Avant de commencer cette chronique, je voudrais remercier les Éditions Robert Laffont pour l'envoi de cet ouvrage.
Après avoir lu le dernier roman de Maxime Girardeau « je te mens » que j'avais beaucoup apprécié, j'étais curieux de découvrir « Mourir deux fois ». Une nouvelle fois, l'auteur nous plonge dans un univers qu'il maîtrise parfaitement : celui de l'intelligence artificielle, entre fascination et inquiétude.
Dans ce thriller, un tueur en série, surnommé le Sablier noir, ne se contente pas de tuer. Grâce à une technologie avancée, il enregistre la mémoire, les souvenirs et les connaissances de ses victimes. Une idée qui intrigue immédiatement, mais qui devient rapidement dérangeante au fil des pages.
L'histoire suit Bianca, une adolescente de 15 ans, qui découvre que la conscience de son père est enfermée dans un téléphone. Refusant que la police mette la main sur cet objet, elle prend la fuite. Mais accéder à cette mémoire numérique est risqué : plusieurs tentatives ont déjà échoué, entraînant la destruction des données. le temps est compté.
Ce qui m'a particulièrement marqué, c'est la réflexion sous-jacente autour du deuil. L'idée de pouvoir “reparler” à un proche disparu peut sembler séduisante. Pourtant, plus l'intrigue avance, plus le roman montre les limites et les dangers d'une telle technologie.
Le personnage de Bianca fonctionne très bien. Elle perçoit le monde de manière différente, ce qui rend ses réactions et son parcours encore plus intenses.
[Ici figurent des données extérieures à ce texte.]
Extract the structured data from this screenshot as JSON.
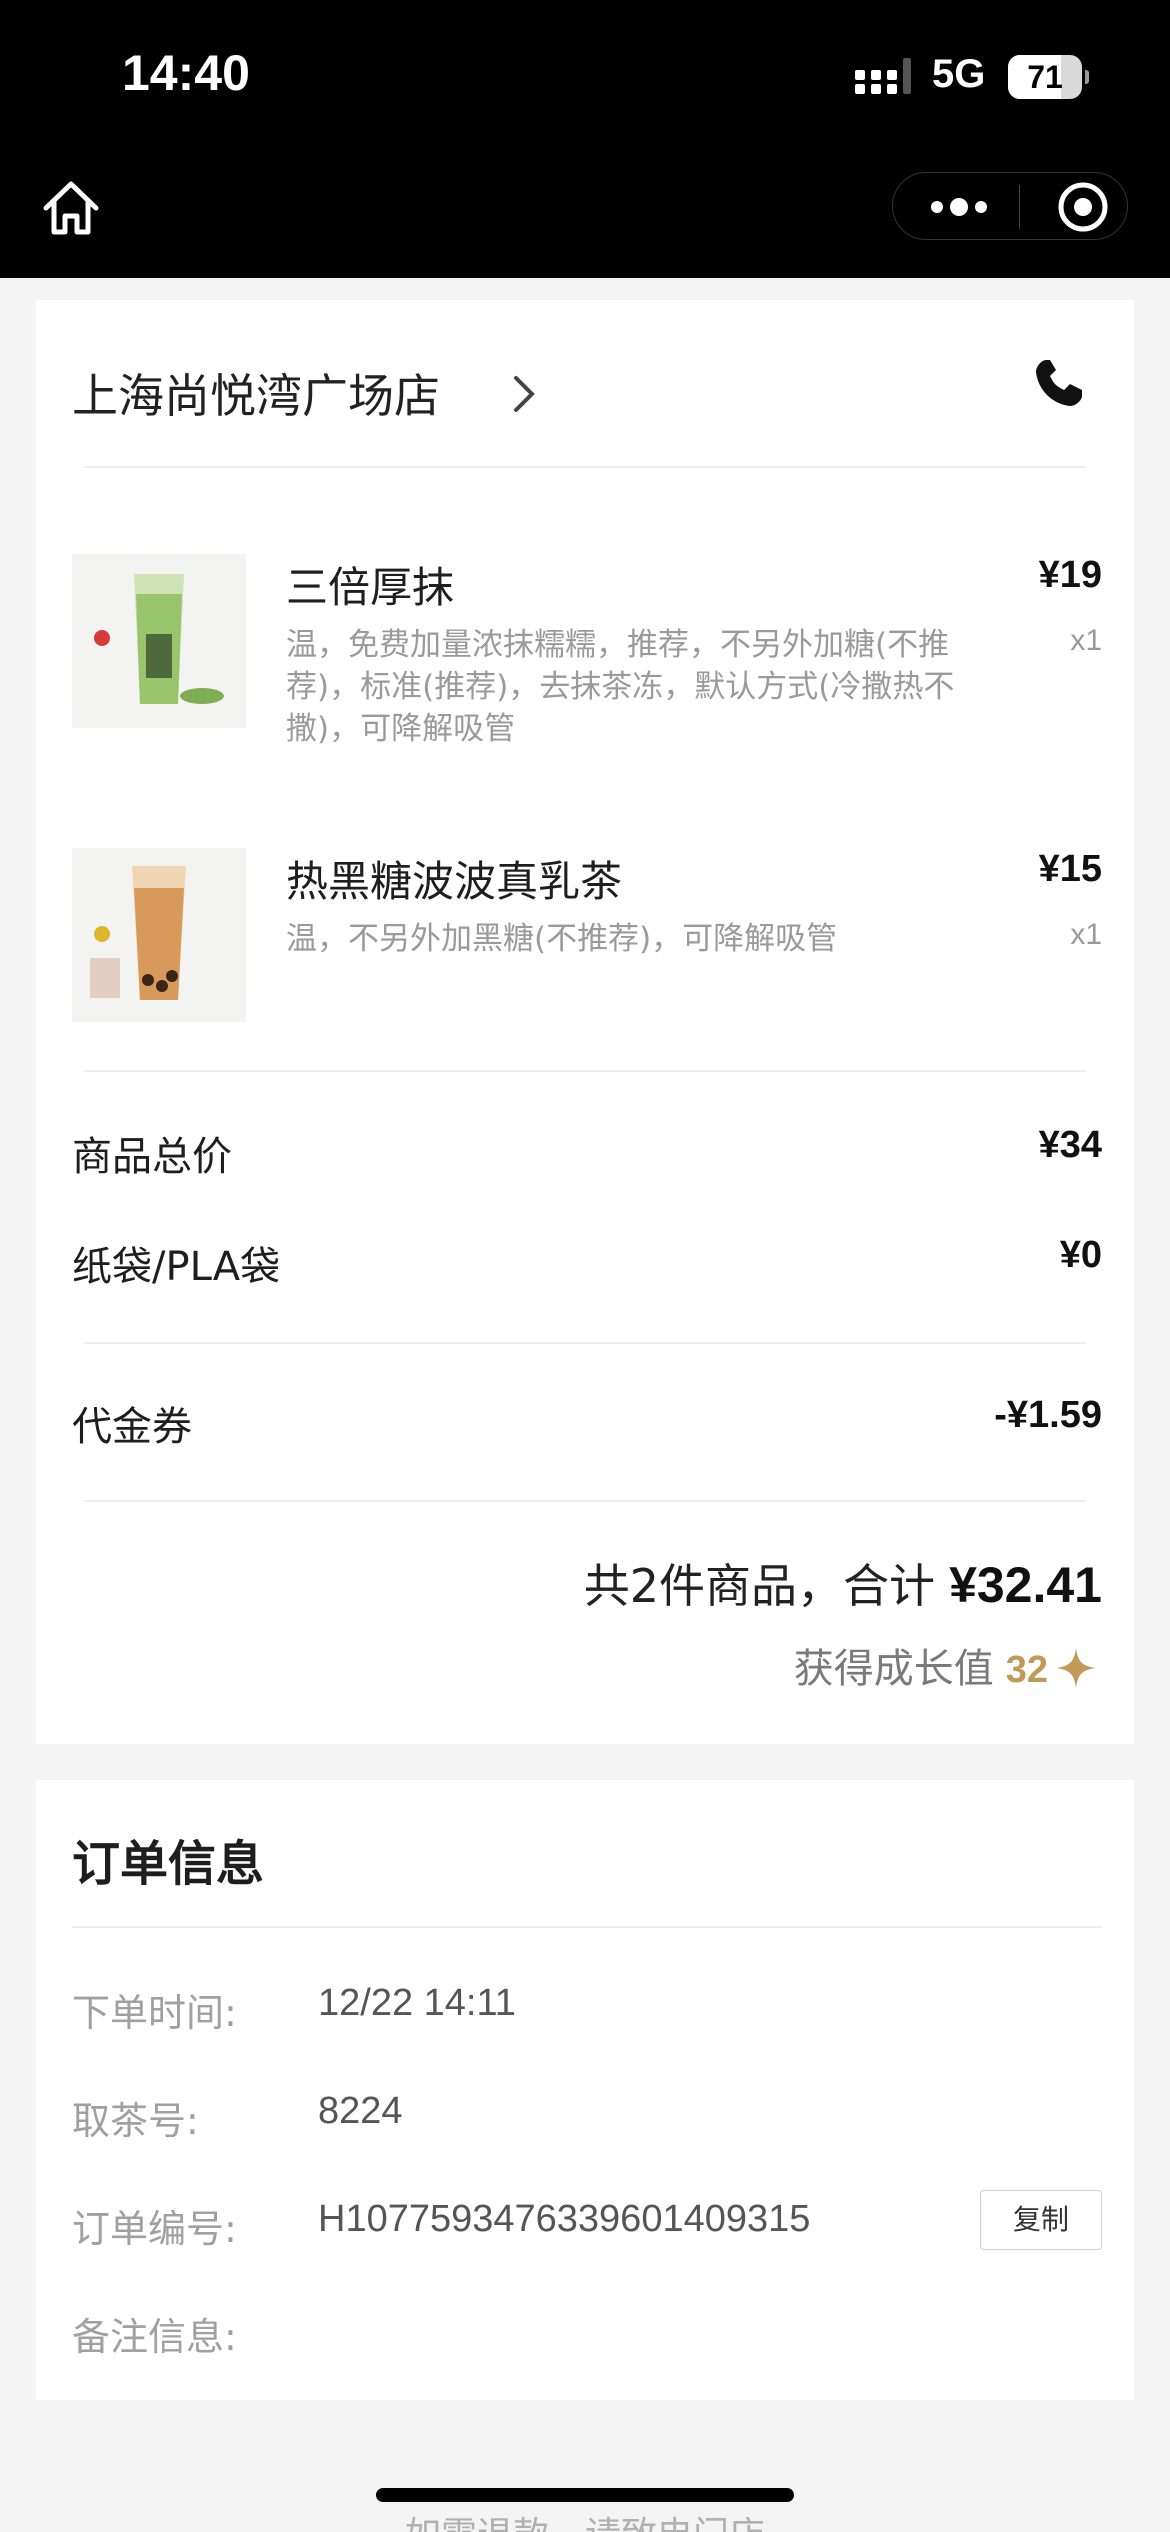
{
  "status_bar": {
    "time": "14:40",
    "network": "5G",
    "battery": "71",
    "battery_level": 0.71
  },
  "nav": {
    "home_icon": "home-icon",
    "more_icon": "more-dots-icon",
    "close_icon": "target-circle-icon"
  },
  "store": {
    "name": "上海尚悦湾广场店",
    "chevron_icon": "chevron-right-icon",
    "phone_icon": "phone-icon"
  },
  "items": [
    {
      "name": "三倍厚抹",
      "price": "¥19",
      "qty": "x1",
      "desc": "温，免费加量浓抹糯糯，推荐，不另外加糖(不推荐)，标准(推荐)，去抹茶冻，默认方式(冷撒热不撒)，可降解吸管",
      "accent": "#8fc56a"
    },
    {
      "name": "热黑糖波波真乳茶",
      "price": "¥15",
      "qty": "x1",
      "desc": "温，不另外加黑糖(不推荐)，可降解吸管",
      "accent": "#c9874a"
    }
  ],
  "summary": {
    "subtotal_label": "商品总价",
    "subtotal_value": "¥34",
    "bag_label": "纸袋/PLA袋",
    "bag_value": "¥0",
    "coupon_label": "代金券",
    "coupon_value": "-¥1.59",
    "total_count": "共2件商品，合计",
    "total_amount": "¥32.41",
    "growth_label": "获得成长值",
    "growth_value": "32",
    "growth_color": "#c29a57"
  },
  "order_info": {
    "title": "订单信息",
    "rows": [
      {
        "label": "下单时间:",
        "value": "12/22 14:11"
      },
      {
        "label": "取茶号:",
        "value": "8224"
      },
      {
        "label": "订单编号:",
        "value": "H10775934763396014093​15"
      },
      {
        "label": "备注信息:",
        "value": ""
      }
    ],
    "copy_label": "复制"
  },
  "footer": {
    "note": "如需退款，请致电门店"
  }
}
Dans un contexte de tension sociale et de chaos urbain, ses difficultés à évoluer dans cet environnement renforcent l'immersion et l'attachement.
L'un des points forts du roman reste la manière dont Maxime Girardeau aborde l'intelligence artificielle. Il en explique les mécanismes de façon claire et accessible, tout en mettant en lumière ses bénéfices mais aussi ses dérives possibles. le résultat est à la fois instructif et crédible, sans jamais être lourd.
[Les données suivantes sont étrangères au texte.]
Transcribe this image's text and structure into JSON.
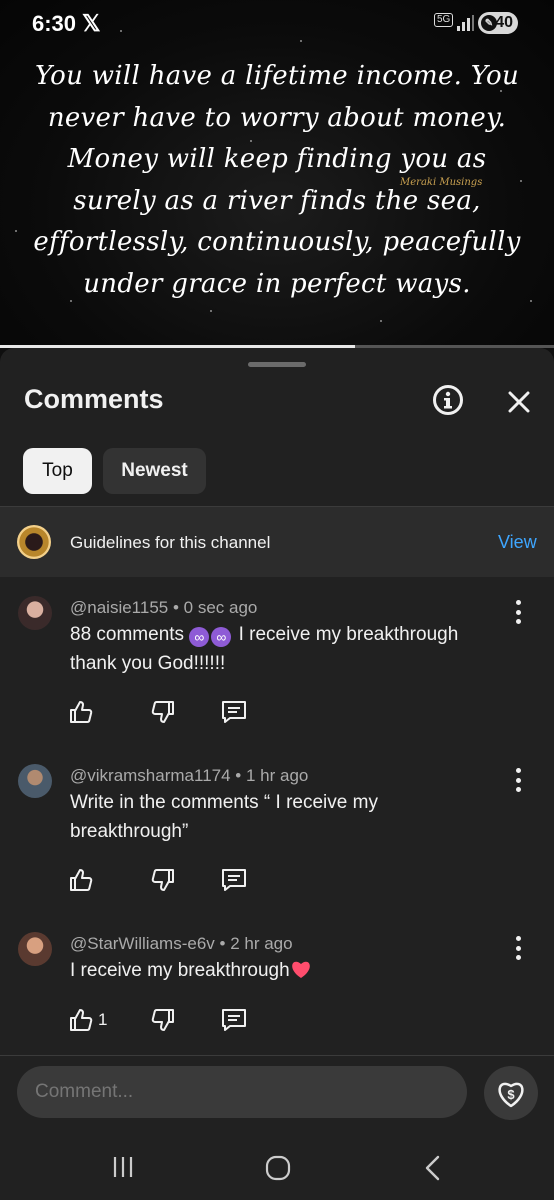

Côté rythme, le livre est très efficace. L'écriture est fluide, dynamique, et l'action ne retombe jamais. On est rapidement pris dans l'histoire, avec cette impression constante d'urgence qui pousse à tourner les pages.
Conclusion
« Mourir deux fois » est un thriller psychologique et d'anticipation captivant qui mêle suspense et réflexion. Derrière son intrigue haletante, le roman pose des questions très actuelles sur l'intelligence artificielle, la mémoire et notre rapport à la mort.
C'est aussi une lecture qui laisse une trace. Car au-delà du côté addictif, elle amène à réfléchir : et si conserver une conscience numérique n'était finalement pas une si bonne idée ?
Pourquoi lire ce thriller sur l'intelligence artificielle ?
Ce roman se distingue d'abord par son intrigue originale autour de la conscience numérique, une idée à la fois fascinante et inquiétante. Il propose également une réflexion intéressante sur le deuil et la mémoire, en questionnant notre rapport à la disparition et à ce que la technologie pourrait en faire. le réalisme avec lequel sont abordés les enjeux de l'intelligence artificielle renforce encore l'immersion, tout en apportant une dimension crédible au récit. Enfin, son rythme rapide et addictif en fait un thriller difficile à lâcher.